Helen: Absolutely. In fact, that's what this series is all about. The full-scale exhibition of "Birthing the Crone" is a sacred journey.
It begins with the experience of chaos and undoing, the coming apart. Everything is out of control in your body, and it's fearful. If you understand it though, you realize that it is a process and you will emerge on the other side of it. My artwork expresses this journey into enlightenment, into harmony, though I didn't name it, understand it, or own it as such until it was complete.
Lora: In the Native American traditions, the elders would tell their stories. This storytelling was an important part of the elders' contribution to their community.

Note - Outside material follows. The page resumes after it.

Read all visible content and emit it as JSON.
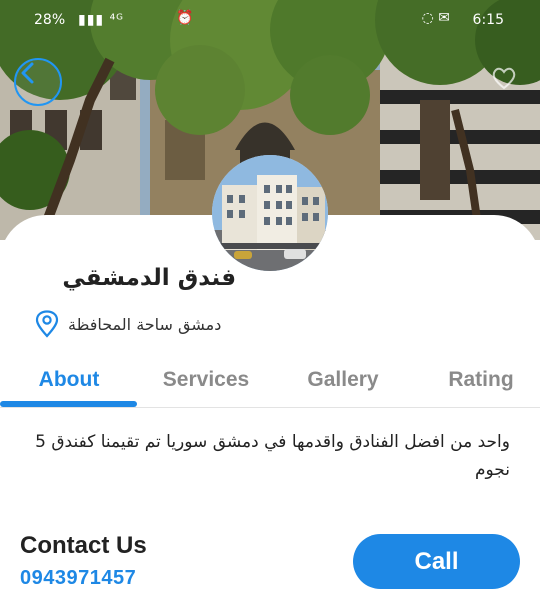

I was contemplating how you not only use your art to tell your story, but also teach other women how to do this in your workshops, how to tell their stories through art. Could you share your thoughts about these workshops?
Helen: It was my yoga teacher who inspired me to open my studio for these workshops. My own studio is a beautiful, nurturing, and creative space that sits in a beautiful garden in the back of my house.

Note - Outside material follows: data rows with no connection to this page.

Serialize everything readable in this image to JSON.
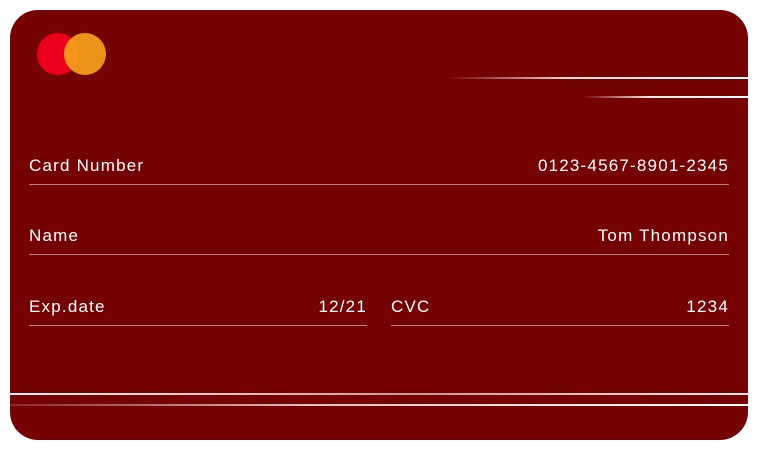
{
  "card": {
    "brand_icon": "mastercard-logo-icon",
    "colors": {
      "background": "#760303",
      "text": "#ffffff",
      "logo_red": "#eb001b",
      "logo_orange": "#f79e1b"
    },
    "fields": {
      "card_number": {
        "label": "Card Number",
        "value": "0123-4567-8901-2345"
      },
      "name": {
        "label": "Name",
        "value": "Tom Thompson"
      },
      "exp_date": {
        "label": "Exp.date",
        "value": "12/21"
      },
      "cvc": {
        "label": "CVC",
        "value": "1234"
      }
    }
  }
}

The women who come to my workshops are choosing to come, so there is already a degree of consciousness. We form a connection based on the sacred feminine form of the circle. I share a theme based on my own experience, and then each woman shares briefly of themselves.
I feel very strongly that my role is simply one of facilitator. I'm not there to teach technique. Everybody is an artist naturally, and in my studio entering that persona is effortless. What I have to offer is that I can help bring each woman into connection with whatever is calling her a color, a texture, a medium. . .

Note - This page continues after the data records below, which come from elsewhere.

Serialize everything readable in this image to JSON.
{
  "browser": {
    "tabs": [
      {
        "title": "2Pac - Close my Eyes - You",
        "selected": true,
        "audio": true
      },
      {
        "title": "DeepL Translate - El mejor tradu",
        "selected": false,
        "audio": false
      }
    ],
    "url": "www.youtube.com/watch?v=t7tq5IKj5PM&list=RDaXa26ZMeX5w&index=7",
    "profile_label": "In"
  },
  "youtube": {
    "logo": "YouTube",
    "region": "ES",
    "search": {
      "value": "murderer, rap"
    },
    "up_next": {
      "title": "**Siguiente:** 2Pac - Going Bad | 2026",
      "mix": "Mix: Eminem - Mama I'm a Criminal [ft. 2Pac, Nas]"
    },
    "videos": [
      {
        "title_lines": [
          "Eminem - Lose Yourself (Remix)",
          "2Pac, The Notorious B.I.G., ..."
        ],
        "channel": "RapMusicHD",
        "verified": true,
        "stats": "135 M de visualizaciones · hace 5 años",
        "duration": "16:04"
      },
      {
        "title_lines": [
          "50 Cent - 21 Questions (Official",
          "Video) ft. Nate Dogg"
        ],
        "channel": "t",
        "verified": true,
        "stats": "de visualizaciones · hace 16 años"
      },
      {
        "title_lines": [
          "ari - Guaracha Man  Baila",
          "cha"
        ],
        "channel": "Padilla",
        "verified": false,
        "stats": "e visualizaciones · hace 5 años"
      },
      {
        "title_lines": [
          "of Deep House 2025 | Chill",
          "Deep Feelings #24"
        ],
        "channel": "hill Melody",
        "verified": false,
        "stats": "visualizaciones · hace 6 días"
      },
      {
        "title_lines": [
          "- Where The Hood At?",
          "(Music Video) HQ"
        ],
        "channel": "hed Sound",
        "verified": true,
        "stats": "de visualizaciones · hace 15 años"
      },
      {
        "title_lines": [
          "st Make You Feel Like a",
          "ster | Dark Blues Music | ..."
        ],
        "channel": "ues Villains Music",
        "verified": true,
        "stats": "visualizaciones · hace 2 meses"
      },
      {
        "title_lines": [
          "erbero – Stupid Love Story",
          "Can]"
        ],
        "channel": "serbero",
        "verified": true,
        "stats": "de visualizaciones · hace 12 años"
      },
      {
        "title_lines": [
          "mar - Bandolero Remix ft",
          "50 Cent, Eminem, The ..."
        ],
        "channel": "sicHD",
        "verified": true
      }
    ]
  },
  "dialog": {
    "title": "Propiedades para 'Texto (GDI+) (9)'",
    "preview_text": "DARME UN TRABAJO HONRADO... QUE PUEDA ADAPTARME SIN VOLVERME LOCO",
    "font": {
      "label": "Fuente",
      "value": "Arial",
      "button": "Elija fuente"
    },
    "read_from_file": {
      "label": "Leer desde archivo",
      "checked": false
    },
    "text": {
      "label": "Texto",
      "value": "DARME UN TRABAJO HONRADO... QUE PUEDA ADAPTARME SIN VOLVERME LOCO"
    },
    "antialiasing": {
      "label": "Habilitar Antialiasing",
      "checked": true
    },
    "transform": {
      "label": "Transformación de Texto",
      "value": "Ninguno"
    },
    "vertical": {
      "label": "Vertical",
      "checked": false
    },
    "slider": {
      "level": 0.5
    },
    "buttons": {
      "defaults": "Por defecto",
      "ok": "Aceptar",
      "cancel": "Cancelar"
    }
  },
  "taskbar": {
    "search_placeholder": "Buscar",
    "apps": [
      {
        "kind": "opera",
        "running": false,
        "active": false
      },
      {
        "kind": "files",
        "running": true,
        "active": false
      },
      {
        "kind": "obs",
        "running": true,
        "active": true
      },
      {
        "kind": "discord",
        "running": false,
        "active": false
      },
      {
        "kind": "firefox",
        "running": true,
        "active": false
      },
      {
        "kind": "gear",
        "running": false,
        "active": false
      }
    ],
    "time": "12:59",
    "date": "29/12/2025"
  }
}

At the end of the day, we share our work and our process.
These workshops, this sharing, is part of my process, too. I need to come into community in this way. It's transcendent for all of us.
Lora: There is a cultural conditioning that tells us that at this point in our lives we are through, done. Yet, the archetype of the Wise Woman, the Crone, tells us instead that we are entering a stage of heightened creativity where we actually have more to give our community. I feel that your gift, your contribution nurtures that truth, draws that creativity out of women. I want to thank you personally for that.
Helen: It is a terrible tragedy that our culture makes us less able to give. Our elderly are marginalized and put aside. The women I work with all have so much to give, and they want to give at this stage in their lives.
Just as with the feminist movement, we have to empower ourselves and help each other through this so that we can shift the culture. Resisting the cultural phobias about growing older begins right at home within our own bodies. How each of us sees our own aging process can in turn influence how the culture sees it.
When you look at the forces at work in the world today, it's very apparent that we need Crone energy. Every woman can heal herself, can bring this Crone energy forward. We each have a job to do in the world even if it's just in our own inner lives.
 Helen Redman, MFA, is a widely exhibited figurative painter, teacher, feminist commentator, and grandmother, who shares her art in the context of life issues.
Born in 1940, throughout her adult life Helen has followed the tradition of artist as shaman, healer, and educator, as she uses her art and teaching abilities to encourage women to claim "growing older" as a time of heightened creativity and spiritual growth.
She has taught at the University of Colorado and the University of Iowa, has lectured and exhibited her art across the United States, and has been an active force for gaining support and recognition for women in the arts. She co-founded Front Range Women in the Visual Arts in Boulder, Colorado, in the 1970s, and served as the first president of the San Diego Women's Caucus for the Arts in the 1990s.